Nowadays I tend to think of a pocket borough as a riding where the voters so reliably support one particular party that the voting intentions can be taken for granted and any old candidate will do. The federal riding of Cumberland Colchester is one of those. As long as I can remember the riding has been held by the Progressive Conservatives, first by Robert Coates and then by Bill Casey, with a brief representation by Liberal MP Diane Brushett who won the seat in the great defeat of Brian Mulroney's PC party. Bill Casey held the seat until his resignation, and since then the seat has been held by the Reform (Republican) Party of Canada, operating under the trade name of the Conservative Party. Until the electors of Cumberland Colchester figure out the difference between the Reform Party and the old Progressive Conservative Party, Conservatives could run a dead dog as a Tory and get it elected.

Here in our provincial riding of Cumberland South we are definitely a pocket borough. It has been held by the Conservatives for as long as I can remember, except for a brief period when we were re-districted and Guy Brown of the Liberals held the seat. Since Murray Scott's resignation we have been represented by Jamie Baillie, leader of the provincial party, and a resident of Halifax.



Mr Baillie doesn't live here. The Municipality recently changed our garbage collection service, moving from a centralised transfer station to curbside pickup service. This change was made because the provincial government imposed household waste quotas on the county. Faceless bureaucrats in Halifax set standards for our landfills and we have to meet those standards, regardless of the costs which are borne by the municipal taxpayer. Our costs for this service are set provincially, but our MLA does not use our landfill system and he does not pay municipal taxes. He has no skin in that game.

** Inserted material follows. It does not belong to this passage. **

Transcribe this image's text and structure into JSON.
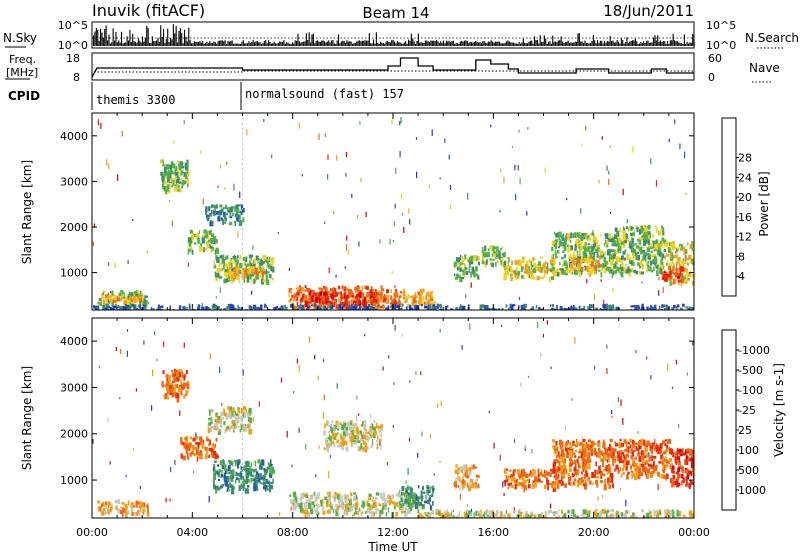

The provincial government is steadily reducing the funding it provides to school boards, and our local school board has responded by laying off librarians and closing schools. Our MLA does not have any children or grandchildren in the county schools, nor does he have neighbours with kids in the schools. His kids are in the Halifax school system, which is generously subsidised with top-up money from Halifax Regional Municipality. He's not feeling our pain.

So how do we get real representation? At a recent public meeting  Mr Baillie said that his friend Mr Armstrong is a Robert-Stanfield Progressive Conservative, meaning I think that he is fiscally conservative and socially progressive. And also politically progressive. But if Mr Armstrong is a caucus member of the Conservative Party he will vote with them and spout their talking points. And the Conservative Party of Canada is far from a progressive party - it is the angry and embittered Reform Party that embodies all of the delusional and divisive attitudes of the Tea Party Republicans in the United States.

So how do we communicate with these folks? We have to assume first that they are even interested in hearing the opinions of their constituents, and then we enquire about how to interact with them. Mr Harper does not see most of his mail, as was revealed when even Mr Karl-Heinz Schreiber's letter to Mr Harper was diverted by bureaucrats into the dead-letter file. I would be surprised if our MP is even permitted to speak to anyone remotely near to the Prime Minister's Office. So why would we speak to Mr Armstrong when he has exactly as much influence as I do: one vote on election day?

Back when our MLA lived in our riding I used to see him often, and I saw his picture in the paper as he attended community events and Fireman's Awards Banquets and just about any gathering of interested constituents. Folks knew that they could speak to him.

And back when Bill Casey was our MP I used to see him also. And he stood up for us against the Prime Minister, and spoke for us.

Pocket boroughs sometimes give us good representatives, when their local riding associations are able to give us their best as candidates. But sometimes they don't, and sometimes they won't, and sometimes they can't give us good candidates. Like now.

As I have heard said, "How late in the day when pygmies cast such shadows."